Ruy Belo evoca este momento no poema Portugal sacro-profano - Vila do Conde, que também se irá ouvir no Monumental, mas na voz do actor e encenador Luís Miguel Cintra, filho do cineasta de ocasião, que também assistiu à boda quando tinha 17 anos. O seu pai, de resto, não foi apenas o realizador de serviço, tendo assumido também funções de produção.

Desde logo, conta Luís Miguel Cintra, foi preciso desencantar o noivo, que não aparecia. “Faltou à hora do casamento e alguém disse que se calhar se tinha distraído e ainda estava na pensão. O meu pai foi procurá-lo e lá estava ele: era fim de tarde e distraiu-se a ver o pôr-do-sol”.
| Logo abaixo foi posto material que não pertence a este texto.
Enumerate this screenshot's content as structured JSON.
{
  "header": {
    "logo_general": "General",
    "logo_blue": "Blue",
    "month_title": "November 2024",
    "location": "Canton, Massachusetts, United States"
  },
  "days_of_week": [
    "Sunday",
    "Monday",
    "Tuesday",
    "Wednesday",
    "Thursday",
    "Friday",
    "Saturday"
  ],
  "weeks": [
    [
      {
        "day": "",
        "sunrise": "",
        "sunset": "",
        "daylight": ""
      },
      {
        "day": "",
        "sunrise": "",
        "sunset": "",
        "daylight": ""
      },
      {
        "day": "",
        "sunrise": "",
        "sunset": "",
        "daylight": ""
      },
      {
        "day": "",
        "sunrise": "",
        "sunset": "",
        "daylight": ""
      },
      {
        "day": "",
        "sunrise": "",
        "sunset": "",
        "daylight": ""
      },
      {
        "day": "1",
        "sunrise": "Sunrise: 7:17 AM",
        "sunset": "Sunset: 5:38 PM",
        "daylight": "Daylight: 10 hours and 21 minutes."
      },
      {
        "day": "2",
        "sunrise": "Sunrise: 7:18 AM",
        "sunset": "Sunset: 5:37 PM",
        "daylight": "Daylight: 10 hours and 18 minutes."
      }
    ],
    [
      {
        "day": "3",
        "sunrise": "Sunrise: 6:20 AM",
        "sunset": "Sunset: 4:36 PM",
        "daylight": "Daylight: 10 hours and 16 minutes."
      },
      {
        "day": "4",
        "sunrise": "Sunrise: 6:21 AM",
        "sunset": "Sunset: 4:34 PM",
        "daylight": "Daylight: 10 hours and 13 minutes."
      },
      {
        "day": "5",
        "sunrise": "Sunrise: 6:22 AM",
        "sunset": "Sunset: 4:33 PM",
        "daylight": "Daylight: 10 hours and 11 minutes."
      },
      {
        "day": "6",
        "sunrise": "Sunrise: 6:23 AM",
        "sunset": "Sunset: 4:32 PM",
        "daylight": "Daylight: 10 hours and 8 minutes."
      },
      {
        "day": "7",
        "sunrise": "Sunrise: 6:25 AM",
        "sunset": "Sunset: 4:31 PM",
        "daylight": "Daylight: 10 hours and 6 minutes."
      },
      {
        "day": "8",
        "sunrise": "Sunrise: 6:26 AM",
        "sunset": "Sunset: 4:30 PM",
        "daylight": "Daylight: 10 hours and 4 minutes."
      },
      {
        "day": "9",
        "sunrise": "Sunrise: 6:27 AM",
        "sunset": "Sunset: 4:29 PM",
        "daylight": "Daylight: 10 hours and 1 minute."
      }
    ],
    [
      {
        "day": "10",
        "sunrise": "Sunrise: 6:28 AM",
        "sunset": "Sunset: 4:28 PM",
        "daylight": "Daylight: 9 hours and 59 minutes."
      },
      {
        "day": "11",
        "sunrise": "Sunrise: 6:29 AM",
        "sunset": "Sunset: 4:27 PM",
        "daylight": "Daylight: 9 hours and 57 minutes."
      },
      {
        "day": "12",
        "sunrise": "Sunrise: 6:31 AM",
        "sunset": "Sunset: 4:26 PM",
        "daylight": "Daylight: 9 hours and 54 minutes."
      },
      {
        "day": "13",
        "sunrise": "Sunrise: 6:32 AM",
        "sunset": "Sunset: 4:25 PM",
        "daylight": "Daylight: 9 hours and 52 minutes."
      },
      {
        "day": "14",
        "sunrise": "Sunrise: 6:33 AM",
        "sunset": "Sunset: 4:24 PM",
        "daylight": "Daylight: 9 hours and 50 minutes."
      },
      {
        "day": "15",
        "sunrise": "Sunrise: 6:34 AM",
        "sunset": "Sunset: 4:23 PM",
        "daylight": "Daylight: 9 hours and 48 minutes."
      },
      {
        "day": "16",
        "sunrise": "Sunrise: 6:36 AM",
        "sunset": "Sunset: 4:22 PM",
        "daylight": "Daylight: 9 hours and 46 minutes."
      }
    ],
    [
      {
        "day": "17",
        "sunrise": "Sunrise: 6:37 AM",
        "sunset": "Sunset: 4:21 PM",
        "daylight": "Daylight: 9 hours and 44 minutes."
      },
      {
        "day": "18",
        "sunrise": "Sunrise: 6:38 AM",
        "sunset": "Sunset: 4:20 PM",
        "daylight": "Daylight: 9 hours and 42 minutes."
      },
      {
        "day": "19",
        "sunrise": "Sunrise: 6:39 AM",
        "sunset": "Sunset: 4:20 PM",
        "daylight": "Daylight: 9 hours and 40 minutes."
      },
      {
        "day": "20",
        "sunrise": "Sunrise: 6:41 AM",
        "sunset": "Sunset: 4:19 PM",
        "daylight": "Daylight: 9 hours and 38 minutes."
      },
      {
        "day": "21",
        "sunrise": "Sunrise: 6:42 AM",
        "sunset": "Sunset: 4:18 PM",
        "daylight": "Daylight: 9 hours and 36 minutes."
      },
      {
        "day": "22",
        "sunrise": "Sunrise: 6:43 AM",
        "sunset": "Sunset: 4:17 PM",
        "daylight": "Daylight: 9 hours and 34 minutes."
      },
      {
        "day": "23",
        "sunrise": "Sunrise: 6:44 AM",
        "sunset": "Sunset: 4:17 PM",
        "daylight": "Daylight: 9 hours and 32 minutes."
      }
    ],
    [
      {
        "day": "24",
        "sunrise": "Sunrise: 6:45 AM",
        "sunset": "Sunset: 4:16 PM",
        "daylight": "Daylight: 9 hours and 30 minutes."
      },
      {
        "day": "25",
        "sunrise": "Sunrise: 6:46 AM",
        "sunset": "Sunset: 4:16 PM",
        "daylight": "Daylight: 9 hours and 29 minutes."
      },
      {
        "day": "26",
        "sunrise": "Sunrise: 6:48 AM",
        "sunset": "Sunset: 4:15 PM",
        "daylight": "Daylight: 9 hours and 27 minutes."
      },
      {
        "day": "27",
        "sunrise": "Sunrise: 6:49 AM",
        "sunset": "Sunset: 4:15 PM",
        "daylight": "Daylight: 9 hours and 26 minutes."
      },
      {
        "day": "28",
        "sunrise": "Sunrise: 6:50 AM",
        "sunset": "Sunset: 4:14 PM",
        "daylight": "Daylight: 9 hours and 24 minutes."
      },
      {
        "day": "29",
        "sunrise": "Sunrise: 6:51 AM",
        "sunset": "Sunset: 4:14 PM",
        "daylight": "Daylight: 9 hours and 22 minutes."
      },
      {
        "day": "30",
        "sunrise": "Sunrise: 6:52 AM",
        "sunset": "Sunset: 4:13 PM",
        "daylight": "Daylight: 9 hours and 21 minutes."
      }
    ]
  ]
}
Mas “o mais engraçado”, acrescenta o actor, é que “eram tão ingénuos, tão puros, que não tinham combinado onde iam passar a lua-de-mel, não sabiam o que iam fazer a seguir, e foi o meu pai que os meteu no carro, depois do copo de água, à procura de um sítio simpático onde os pudesse deixar”.

Teresa Belo precisa que o local escolhido acabou por ser Espinho. E se ignora em que momento Ruy Belo escreveu o poema de Vila do Conde, esse “lugar onde o coração se esconde/ e a mulher eterna tem a luz na fronte”, sabe, em contrapartida, que Literatura explicativa, o poema inicial de Homem de Palavra(s), “foi escrito em Espinho, nessa lua-de-mel improvisada”. E tendo em conta os caeirianos versos que o abrem, tudo indica que o poeta continuava fascinado com os pores-do-sol que já o distraíam em Vila do Conde: “O pôr-do-sol em espinho não é o pôr-do-sol/ nem mesmo o pôr-do-sol é bem o pôr-do-sol (…)”.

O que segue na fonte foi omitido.